Hirnblutung nach Aneurysma, „die Prognosen waren sehr schlecht“
Das war anfangs anders, aber niemand hat es gewusst. Die Sprache war einfach weg, sie haben ihm erklärt, was passiert war, aber es drang nicht durch. Passiert war, dass Horst Alexander einfach umgefallen war, er hat seine Mutter das mal aufschreiben lassen: „Ich bin mit meinem Auto nachmittags nach Hause gefahren, wollte mich umziehen und bin bewusstlos geworden.“ Hirnblutung durch ein Aneurysma: In seinem Kopf war ein erweitertes Blutgefäß geplatzt, Horst kam mit dem Rettungshubschrauber in die Essener Uniklinik.
„Die Prognosen waren sehr schlecht“, sagt seine Mutter, fast die komplette linke Hirnhälfte war zerstört. „Es gab nichts zu reparieren.“ Als er aus dem Koma erwachte, wollte er weglaufen, aber nicht aus Angst: Er wusste einfach nicht, dass er nicht mehr laufen kann, und was sie ihm sagten, konnte er nicht mehr verstehen.
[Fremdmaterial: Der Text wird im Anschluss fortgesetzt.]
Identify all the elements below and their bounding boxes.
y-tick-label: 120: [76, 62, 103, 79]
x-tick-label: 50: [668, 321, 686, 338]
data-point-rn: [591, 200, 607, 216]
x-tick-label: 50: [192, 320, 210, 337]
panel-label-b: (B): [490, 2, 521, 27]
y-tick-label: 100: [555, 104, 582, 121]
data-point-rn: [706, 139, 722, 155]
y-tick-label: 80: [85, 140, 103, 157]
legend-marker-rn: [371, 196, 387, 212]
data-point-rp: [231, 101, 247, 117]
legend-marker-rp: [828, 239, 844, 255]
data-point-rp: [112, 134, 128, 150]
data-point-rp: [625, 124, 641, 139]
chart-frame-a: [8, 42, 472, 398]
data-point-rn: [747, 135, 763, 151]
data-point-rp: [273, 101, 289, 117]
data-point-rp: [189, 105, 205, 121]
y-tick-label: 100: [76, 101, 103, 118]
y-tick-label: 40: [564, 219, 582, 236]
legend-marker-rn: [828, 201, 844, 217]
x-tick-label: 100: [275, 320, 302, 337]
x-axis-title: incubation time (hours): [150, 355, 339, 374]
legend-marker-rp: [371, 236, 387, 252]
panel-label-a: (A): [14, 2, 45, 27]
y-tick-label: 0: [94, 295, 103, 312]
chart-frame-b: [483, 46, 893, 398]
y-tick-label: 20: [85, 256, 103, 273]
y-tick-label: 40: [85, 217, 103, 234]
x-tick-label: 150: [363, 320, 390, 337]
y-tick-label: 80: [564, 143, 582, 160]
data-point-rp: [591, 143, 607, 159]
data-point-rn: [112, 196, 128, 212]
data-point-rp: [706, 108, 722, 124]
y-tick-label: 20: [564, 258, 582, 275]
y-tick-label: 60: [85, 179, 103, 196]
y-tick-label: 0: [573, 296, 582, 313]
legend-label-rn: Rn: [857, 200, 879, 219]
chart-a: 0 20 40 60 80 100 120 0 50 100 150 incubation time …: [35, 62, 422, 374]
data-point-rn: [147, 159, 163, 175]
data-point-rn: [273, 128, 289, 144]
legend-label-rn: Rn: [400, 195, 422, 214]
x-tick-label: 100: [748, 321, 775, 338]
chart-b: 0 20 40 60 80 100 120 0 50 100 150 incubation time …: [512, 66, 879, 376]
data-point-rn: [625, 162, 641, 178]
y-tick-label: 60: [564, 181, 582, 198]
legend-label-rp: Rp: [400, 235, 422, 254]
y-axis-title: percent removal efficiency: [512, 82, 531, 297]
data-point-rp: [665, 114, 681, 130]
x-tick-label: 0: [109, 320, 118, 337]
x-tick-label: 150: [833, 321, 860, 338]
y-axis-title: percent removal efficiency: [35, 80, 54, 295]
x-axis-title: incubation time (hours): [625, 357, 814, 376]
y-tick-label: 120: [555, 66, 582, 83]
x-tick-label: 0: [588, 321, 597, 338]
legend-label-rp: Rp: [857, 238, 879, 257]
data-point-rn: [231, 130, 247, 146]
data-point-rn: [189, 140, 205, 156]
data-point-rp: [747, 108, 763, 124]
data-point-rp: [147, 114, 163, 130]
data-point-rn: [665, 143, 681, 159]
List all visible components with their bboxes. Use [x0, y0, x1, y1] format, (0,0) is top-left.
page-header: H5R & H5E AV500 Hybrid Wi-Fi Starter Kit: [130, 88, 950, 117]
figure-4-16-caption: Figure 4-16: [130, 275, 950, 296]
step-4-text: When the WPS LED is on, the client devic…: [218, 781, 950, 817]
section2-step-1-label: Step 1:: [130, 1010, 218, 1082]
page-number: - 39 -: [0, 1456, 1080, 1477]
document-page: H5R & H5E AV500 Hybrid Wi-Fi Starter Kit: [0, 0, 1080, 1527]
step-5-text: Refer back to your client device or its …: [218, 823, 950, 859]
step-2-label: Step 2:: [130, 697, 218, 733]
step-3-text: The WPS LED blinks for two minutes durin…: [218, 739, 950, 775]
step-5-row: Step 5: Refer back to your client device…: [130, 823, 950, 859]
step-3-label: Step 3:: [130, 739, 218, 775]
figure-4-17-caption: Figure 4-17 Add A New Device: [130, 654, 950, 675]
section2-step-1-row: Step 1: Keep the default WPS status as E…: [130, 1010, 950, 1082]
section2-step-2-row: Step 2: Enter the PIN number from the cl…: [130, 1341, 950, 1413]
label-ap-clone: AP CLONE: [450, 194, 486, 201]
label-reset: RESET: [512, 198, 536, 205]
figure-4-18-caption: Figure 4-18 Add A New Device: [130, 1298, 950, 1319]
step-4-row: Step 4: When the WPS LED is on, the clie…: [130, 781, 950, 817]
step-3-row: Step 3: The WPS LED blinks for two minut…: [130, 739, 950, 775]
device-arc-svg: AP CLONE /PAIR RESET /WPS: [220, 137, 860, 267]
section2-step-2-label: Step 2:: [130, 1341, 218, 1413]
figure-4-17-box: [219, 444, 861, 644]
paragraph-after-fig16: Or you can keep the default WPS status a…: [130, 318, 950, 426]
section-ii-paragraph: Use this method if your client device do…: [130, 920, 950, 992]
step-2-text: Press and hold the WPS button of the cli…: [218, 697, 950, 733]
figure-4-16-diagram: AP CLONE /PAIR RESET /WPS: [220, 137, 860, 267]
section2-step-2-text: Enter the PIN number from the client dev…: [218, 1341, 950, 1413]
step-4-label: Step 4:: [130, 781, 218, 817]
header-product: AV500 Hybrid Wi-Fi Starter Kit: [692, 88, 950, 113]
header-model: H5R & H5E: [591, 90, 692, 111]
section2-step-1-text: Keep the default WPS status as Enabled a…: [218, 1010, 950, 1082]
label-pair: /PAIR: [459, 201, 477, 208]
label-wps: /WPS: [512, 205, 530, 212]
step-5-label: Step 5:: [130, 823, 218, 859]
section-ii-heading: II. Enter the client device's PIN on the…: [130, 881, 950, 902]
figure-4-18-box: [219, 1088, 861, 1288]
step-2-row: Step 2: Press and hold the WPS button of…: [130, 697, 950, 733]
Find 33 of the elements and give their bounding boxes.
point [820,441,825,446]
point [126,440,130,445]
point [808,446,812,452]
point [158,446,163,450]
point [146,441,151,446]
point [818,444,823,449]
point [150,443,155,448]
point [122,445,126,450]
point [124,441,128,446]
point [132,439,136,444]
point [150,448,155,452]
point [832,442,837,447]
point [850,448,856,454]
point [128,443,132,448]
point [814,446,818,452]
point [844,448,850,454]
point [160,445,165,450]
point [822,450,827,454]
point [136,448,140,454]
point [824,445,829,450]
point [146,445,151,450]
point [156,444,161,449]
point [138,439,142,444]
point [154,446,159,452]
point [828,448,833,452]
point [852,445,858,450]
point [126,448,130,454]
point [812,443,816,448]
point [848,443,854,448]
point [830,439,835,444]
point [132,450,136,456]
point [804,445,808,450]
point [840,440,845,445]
Horst stand kurz vor dem Abitur, deshalb ist er auch heute immer noch: Schüler.
Mit 30 schon Rentnerin, mit 23 immer noch Schüler
Jill Zwingmann ist Rentnerin. Mit 30. Das vielleicht ist für sie das Schlimmste: „Ich kann nicht mehr als Polizei arbeiten.“ Sie war so gerne Polizistin, diese sportliche junge Frau, die joggte, Karate kämpfte und boxte. Sie war zuhause in Oberhausen, setzte gerade ein paar Hiebe gegen einen Boxsack, „dann weiß ich es nicht mehr“. Auch bei hier war es ein Aneurysma, auch sie lag im Koma, wenn sie davon erzählt, muss sie sich sehr konzentrieren. „Warte“, sagt sie dann, und blickt suchend in sich hinein. Es dauert, bis ein Wort sich in ihrem Kopf zusammensetzt und den Weg zur Zunge findet.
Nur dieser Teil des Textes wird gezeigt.